TOKYO -- Nissan Motor Co. and alliance partner Renault are already targeting a 28 percent increase in joint cost savings to 5.5 billion euros ($6.11 billion) by 2018, but a top executive says the impact will be even bigger after bringing Mitsubishi Motors Corp. into the alliance.
Arnaud Deboeuf, senior vice president of the Renault-Nissan alliance, said the companies achieved joint savings of 4.3 billion euros ($4.77 billion) in 2015, a year ahead of the 2016 timeline set by Carlos Ghosn, CEO of both companies.
The alliance, which has a Nissan factory in the UK and Renault factories in mainland Europe, is also still trying to assess the impact of Britain's decision to leave the European Union, he added. Last month's so-called Brexit vote will have some impact on Nissan but that the company has no plans for any short-term changes to operations, Deboeuf said.
Ghosn has made generating synergies -- joint savings through shared work in engineering, purchasing, production and back-office operations -- a driving force behind boosting profitability at both automakers. Key to the push has been widening the alliance to include other partners, including Germany’s Daimler and AvtoVAZ, Russia's largest carmaker.
The group aims to add Mitsubishi by year's end following Nissan's proposal in May to buy a controlling 34 percent stake in Mitsubishi for 237 billion yen ($2.28 billion).
Partnering with Mitsubishi will generate additional savings that push the alliance beyond its goal of reaching 5.5 billion euros in cost reductions by 2018, Deboeuf said.
Nissan is currently doing due diligence on the deal.
"The target will increase," Deboeuf said in a Monday briefing at Nissan's global headquarters. "The main purpose of this work is to find additional synergies between Nissan and Mitsubishi. After, we will look at global synergies for the alliance."
Of the 4.3 billion euros ($4.77 billion) in combined synergies achieved last year, Nissan reaped the lion's share of savings or 2.5 billion euros ($2.78 billion). Renault derived 1.8 billion euros ($2.0 billion) of benefit, Deboeuf said.
Joint purchasing accounted for the biggest chunk of savings at 33 percent.
Shared engineering contributed about 26 percent of the savings and manufacturing chipped in about 17 percent of the cost reductions. Engineering and manufacturing received a lift through the introduction of a new modularized vehicle platform, called the common module family, that increasingly underpins new vehicles at both Nissan and Renault.

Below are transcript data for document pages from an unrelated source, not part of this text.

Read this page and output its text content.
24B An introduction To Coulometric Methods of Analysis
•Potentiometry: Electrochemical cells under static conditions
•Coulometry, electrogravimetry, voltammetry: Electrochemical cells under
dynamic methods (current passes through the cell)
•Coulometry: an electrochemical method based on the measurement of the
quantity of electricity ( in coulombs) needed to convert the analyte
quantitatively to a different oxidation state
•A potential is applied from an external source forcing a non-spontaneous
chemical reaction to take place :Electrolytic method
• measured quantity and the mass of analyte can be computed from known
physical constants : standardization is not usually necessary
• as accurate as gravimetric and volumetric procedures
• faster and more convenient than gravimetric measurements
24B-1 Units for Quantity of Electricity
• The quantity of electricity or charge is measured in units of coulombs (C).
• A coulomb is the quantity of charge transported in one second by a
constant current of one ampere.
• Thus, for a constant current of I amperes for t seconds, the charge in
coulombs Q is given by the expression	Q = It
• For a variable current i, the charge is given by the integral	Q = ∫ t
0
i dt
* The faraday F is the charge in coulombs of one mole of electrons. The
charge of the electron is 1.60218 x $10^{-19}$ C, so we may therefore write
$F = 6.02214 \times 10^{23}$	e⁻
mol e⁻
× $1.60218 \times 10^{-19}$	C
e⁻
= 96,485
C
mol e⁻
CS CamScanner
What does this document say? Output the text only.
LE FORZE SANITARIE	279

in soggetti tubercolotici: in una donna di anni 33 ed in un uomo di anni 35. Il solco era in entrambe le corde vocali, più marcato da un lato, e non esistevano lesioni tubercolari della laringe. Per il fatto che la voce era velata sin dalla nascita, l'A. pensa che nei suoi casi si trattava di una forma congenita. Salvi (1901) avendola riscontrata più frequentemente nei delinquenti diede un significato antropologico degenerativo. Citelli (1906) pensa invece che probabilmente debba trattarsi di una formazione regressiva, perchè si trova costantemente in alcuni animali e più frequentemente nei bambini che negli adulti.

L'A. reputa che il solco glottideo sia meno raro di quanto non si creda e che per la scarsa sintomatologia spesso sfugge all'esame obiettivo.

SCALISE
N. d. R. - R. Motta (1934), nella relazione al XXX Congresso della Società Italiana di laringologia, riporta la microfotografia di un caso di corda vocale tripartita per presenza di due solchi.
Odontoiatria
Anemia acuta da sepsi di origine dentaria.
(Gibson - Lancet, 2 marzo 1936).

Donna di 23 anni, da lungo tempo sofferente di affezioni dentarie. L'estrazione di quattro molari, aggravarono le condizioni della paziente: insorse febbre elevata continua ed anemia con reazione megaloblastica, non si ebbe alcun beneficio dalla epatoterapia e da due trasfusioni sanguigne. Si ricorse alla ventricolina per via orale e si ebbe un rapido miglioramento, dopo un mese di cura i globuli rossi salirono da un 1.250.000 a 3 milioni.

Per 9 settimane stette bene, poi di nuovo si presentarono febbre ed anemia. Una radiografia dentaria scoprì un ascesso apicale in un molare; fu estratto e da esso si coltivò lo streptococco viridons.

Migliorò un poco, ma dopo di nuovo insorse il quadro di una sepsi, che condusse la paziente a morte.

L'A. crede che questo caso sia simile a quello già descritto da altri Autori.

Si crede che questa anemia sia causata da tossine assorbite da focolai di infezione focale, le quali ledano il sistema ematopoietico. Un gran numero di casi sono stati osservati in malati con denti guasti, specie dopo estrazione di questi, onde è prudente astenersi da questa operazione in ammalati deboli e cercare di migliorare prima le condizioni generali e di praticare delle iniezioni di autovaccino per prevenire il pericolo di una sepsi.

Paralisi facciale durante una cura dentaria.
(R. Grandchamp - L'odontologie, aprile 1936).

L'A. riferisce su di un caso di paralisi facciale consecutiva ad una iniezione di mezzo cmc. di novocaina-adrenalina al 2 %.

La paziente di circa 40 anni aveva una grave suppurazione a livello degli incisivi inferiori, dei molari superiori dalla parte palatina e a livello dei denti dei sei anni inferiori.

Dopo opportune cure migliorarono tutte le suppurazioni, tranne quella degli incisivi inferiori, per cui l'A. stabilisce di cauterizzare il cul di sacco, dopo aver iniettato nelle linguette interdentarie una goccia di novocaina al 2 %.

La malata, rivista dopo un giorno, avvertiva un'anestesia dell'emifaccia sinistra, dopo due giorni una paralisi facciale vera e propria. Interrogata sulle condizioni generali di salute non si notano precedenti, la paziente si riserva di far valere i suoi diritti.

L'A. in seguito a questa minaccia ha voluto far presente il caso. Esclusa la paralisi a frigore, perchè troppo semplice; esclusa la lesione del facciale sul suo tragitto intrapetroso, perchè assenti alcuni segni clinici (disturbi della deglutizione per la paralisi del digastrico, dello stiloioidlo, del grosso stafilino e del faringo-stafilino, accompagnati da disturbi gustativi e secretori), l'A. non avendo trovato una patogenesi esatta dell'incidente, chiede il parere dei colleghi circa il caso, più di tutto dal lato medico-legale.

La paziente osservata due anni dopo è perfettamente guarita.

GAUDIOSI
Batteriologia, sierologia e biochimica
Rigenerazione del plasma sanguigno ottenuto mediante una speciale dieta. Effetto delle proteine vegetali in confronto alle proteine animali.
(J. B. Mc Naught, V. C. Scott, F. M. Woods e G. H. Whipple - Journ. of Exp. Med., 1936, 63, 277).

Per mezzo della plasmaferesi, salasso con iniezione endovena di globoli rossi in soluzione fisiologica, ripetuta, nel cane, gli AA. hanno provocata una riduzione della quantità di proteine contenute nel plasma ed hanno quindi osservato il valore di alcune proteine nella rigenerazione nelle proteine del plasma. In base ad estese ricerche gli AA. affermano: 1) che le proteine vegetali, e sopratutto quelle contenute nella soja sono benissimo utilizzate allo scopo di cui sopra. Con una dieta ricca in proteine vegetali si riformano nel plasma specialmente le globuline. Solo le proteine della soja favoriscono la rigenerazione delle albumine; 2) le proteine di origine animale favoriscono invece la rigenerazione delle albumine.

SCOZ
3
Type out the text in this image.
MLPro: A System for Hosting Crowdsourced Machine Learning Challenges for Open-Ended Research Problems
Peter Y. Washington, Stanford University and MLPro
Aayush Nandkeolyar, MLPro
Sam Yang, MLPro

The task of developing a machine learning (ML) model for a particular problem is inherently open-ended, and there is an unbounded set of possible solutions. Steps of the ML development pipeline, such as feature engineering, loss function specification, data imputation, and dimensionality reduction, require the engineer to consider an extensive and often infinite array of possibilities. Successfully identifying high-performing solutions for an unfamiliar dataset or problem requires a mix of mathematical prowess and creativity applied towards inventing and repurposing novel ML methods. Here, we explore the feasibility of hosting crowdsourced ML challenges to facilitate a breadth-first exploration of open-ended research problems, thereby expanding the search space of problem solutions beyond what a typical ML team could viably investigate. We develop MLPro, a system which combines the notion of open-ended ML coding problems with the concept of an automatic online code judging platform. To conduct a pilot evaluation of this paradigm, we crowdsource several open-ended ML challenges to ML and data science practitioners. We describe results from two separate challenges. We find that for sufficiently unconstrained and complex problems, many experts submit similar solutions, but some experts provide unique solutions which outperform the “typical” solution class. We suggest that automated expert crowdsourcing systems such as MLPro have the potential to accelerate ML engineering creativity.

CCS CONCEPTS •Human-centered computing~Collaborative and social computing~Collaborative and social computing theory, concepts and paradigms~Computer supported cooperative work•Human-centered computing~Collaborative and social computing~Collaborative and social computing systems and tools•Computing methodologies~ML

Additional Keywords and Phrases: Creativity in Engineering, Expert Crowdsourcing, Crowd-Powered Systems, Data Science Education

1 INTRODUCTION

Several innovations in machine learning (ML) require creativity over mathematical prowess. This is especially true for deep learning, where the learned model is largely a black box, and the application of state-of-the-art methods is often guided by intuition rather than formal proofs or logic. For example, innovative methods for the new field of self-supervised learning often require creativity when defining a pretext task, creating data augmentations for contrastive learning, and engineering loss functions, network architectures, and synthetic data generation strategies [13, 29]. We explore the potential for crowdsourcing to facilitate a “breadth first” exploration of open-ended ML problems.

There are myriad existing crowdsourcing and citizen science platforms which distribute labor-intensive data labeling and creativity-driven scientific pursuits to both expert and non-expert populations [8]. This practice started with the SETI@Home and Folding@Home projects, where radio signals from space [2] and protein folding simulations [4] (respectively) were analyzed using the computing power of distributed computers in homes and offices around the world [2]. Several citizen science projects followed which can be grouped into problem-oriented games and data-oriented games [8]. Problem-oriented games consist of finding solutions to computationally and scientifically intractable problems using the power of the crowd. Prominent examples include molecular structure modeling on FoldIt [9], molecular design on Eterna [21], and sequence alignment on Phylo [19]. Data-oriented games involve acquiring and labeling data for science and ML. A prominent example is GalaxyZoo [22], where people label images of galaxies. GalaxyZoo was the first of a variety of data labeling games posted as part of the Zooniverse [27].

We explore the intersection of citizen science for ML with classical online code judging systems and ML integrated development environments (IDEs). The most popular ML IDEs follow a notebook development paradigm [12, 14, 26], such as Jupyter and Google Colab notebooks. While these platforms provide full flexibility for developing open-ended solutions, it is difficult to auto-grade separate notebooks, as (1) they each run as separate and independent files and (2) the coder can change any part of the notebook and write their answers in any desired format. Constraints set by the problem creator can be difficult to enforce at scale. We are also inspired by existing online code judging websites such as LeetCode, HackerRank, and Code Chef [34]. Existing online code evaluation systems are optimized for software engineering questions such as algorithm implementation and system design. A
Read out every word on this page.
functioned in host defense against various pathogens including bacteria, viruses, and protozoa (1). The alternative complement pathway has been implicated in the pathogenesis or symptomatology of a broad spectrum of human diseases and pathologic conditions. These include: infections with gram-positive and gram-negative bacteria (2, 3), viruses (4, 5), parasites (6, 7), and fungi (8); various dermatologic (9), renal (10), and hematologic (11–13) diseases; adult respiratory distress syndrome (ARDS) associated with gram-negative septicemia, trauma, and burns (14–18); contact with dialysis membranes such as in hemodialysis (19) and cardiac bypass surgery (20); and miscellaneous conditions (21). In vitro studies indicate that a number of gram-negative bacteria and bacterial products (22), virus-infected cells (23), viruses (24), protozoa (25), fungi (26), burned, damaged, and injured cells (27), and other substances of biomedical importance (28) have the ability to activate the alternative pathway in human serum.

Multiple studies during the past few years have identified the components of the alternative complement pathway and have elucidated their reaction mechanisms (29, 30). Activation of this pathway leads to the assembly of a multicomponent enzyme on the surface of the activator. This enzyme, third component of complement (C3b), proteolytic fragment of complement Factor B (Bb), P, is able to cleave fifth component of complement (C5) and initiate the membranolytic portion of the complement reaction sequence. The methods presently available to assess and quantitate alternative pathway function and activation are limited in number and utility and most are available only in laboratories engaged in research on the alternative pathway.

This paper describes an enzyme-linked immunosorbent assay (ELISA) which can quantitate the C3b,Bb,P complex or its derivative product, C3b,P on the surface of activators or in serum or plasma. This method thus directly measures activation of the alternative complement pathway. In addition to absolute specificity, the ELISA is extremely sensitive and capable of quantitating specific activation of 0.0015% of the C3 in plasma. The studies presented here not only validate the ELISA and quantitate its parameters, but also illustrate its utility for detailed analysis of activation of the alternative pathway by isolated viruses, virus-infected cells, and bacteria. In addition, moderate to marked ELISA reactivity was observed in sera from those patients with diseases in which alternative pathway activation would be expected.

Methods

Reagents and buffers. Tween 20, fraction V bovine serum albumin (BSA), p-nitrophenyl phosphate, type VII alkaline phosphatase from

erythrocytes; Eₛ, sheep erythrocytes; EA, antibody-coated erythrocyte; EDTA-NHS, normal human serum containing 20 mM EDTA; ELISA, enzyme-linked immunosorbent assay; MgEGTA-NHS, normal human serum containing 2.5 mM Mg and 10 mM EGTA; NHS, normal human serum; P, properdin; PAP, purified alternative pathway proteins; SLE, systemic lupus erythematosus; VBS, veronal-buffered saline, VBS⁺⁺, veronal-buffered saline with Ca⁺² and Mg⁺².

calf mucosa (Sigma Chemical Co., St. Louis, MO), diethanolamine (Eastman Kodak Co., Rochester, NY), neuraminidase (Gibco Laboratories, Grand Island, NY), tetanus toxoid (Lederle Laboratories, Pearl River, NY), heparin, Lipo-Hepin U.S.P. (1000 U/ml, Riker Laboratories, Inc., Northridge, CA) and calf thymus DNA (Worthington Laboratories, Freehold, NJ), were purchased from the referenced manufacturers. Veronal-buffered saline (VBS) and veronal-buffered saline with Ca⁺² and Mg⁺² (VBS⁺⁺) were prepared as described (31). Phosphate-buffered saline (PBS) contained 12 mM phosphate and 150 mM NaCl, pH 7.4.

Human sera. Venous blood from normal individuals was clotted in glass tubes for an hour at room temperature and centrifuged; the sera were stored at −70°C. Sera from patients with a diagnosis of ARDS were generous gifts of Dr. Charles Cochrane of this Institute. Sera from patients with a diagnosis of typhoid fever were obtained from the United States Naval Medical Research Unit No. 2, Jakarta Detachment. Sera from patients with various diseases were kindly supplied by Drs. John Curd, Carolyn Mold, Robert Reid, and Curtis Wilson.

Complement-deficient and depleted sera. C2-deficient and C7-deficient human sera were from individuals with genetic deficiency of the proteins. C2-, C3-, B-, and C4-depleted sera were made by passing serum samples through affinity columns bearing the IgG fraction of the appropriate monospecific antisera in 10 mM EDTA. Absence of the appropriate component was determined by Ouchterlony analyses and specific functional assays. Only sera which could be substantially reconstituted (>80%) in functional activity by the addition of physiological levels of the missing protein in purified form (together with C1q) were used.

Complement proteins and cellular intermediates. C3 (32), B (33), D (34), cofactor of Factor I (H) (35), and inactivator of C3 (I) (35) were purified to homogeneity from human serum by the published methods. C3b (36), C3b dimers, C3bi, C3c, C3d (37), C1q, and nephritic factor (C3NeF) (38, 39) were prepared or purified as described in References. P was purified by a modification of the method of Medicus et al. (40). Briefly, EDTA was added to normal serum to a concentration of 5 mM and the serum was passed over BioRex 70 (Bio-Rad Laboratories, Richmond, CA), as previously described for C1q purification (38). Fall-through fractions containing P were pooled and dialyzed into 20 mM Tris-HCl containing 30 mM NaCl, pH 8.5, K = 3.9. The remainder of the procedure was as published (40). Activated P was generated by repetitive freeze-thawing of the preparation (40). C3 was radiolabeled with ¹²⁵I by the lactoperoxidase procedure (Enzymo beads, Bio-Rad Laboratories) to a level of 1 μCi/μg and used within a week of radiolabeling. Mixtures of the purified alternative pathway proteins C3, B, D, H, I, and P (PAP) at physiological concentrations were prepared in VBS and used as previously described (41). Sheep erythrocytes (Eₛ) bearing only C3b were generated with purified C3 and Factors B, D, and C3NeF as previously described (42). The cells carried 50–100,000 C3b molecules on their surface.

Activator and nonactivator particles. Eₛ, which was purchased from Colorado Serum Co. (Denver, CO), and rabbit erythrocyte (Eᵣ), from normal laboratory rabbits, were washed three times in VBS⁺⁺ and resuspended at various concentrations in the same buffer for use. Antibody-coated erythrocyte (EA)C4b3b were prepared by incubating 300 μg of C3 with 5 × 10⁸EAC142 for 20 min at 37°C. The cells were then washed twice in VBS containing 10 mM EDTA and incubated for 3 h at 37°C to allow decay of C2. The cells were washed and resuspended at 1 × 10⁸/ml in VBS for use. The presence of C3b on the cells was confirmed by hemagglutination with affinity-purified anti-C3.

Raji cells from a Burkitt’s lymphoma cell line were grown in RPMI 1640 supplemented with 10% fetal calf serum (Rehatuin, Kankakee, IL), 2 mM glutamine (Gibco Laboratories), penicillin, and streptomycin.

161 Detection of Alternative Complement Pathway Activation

"With engineering, we try to avoid double development," Deboeuf said. He cited autonomous driving technology as one area where both companies pool resources. By 2020, the companies aim to introduce 10 models with autonomous driving technologies
By the same year, the Alliance wants 70 percent of its vehicles to be built on the new common module family architectures. The Nissan Rogue and Qashqai crossovers, for example, shares a C-D-segment platform with Renault vehicles. Last year, the companies introduced a new A-segment platform for small cars from Datsun and Renault.
Some vehicles share more than 65 percent of their parts, he said. But the key is commonizing unseen components, so the different brands maintain their own identity.
The 2018 target of 5.5 billion euros ($6.11 billion) includes a target of 80 percent localized production. There may be adjustments to that footprint, depending on the outcome of the UK's withdrawal from the EU. But the alliance won’t be making any knee-jerk reactions about moving production out of Britain because of concerns about trade.
"When it comes to shifting production, it's very difficult," Deboeuf said.
A decision to manufacture a nameplate in any factory, including Nissan's plant in Sunderland, England, is a long-term investment of six to seven years, he noted.
"The position in Sunderland is fixed. Now the question would be for the future production," he said, adding it is too early to answer that because the impact is still unclear.